Cyber security is a “point of emphasis for both the SEC and FINRA,” said Joel Bruckenstein, publisher of Technology Tools for Today, adding advisors need policies and procedures in place to protect themselves.
Providing his outlook on the fintech industry at the Junxure Advisor Conference in Denver in late September, Bruckenstein said advisors need to educate their employees on the various ways they could be hacked. “Most of you are going a lousy job of educating your employees on cybersecurity,” he said.
Social engineering is the biggest cyber threat to advisory firms, according to Bruckensten, and guests to advisors’ offices are a risk, too. If guests have bad online habits, they’re putting your firm at risk when they use your network. He recommended setting up a separate Wi-Fi network for clients to use when they visit your office.
Passwords are another issue, he said. Two-factor authentication is one way providers have tried to protect users from themselves, but it’s been met with resistance. Bruckenstein said biometrics will alleviate some of that resistance.
Bruckenstein recommended advisors hire a third-party cybersecurity specialist to audit their firms rather than using their own IT specialist.
Robo-Advisor vs. E-Advisor
Robo technology is “good and getting better,” Bruckenstein said. Big players like Envestnet, Schwab and Fidelity are building or releasing a robo offering. Asset managers like BlackRock and Invesco are releasing their own robos as “a new distribution method.”

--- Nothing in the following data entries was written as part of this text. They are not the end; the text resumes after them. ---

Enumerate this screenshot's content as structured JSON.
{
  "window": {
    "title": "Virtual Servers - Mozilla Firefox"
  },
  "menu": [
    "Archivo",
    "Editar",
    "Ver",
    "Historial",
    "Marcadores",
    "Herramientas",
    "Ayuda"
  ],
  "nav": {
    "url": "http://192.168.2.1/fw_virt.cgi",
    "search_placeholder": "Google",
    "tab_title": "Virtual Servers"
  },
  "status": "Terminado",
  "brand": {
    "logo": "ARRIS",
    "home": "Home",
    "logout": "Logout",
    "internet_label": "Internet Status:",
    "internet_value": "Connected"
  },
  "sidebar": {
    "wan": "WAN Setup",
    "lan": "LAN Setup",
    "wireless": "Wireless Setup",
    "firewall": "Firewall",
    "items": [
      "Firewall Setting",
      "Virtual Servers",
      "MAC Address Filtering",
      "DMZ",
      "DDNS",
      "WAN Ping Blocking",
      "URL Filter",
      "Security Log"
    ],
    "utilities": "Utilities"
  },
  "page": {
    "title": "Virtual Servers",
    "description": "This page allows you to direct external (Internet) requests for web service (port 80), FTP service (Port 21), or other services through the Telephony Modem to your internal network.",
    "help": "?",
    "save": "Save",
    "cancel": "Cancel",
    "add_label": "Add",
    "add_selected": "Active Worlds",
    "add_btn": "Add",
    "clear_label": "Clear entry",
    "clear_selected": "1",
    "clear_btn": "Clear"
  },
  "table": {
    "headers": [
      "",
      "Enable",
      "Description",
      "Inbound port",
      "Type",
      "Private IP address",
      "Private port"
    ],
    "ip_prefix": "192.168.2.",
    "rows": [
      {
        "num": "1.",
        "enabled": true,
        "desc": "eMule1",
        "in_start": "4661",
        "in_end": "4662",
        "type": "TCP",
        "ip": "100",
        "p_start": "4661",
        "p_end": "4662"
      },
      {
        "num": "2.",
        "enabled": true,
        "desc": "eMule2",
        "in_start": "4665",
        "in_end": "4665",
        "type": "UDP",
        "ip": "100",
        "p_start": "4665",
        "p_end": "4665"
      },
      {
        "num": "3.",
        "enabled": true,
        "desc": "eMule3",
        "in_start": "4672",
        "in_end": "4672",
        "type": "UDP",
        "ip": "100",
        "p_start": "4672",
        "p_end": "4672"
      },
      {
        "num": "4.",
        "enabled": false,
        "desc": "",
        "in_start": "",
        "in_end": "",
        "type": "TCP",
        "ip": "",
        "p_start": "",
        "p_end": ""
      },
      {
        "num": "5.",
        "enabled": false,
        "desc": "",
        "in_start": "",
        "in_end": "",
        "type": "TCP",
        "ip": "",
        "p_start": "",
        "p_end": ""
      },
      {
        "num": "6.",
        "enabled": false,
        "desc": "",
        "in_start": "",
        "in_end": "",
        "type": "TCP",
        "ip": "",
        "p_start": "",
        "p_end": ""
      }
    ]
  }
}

The good news for advisors, Bruckenstein said, is that the most successful model so far has been the hybrid robo-advisor model.
Vanguard is the best example of that model, he said, noting that although they’re cheaper than traditional advisors, they don’t offer the same level of service. “However, most people can’t differentiate.”
Unlike robo-advisors, which provide algorithm-based financial advice through a digital platform, e-advisors are advisory firms that offer a traditional financial planning services enhanced with technology offerings. For example, e-advisors offer interactive performance reporting for their clients, take advantage of automation for more efficient workflows and communication, and use data aggregation to give their clients a full picture of their financial health. Bruckenstein cited a survey by Fidelity last year that found only three out of 10 advisors are e-advisors.
That’s bad for firms because e-advisors manage greater median AUM, serve a greater percentage of millionaire clients and can serve 55% more clients without having to increase staff, he said.
A subsequent study by Pershing found that 90% of advisors spend more time on email marketing than social marketing—“probably not a good way to grow your business in the 21st century,” Bruckenstein said. Less than 55% of advisors use tablets in client meetings, “missing out on the on-the-spot opportunities to collaborate” with them.
The study also found the average advisory firm doesn’t integrate its web-based client portal with a mobile offering, Bruckenstein said. He noted clients, especially next-gen clients, “want to interact with you through an app. If you can’t do that, you have a problem.”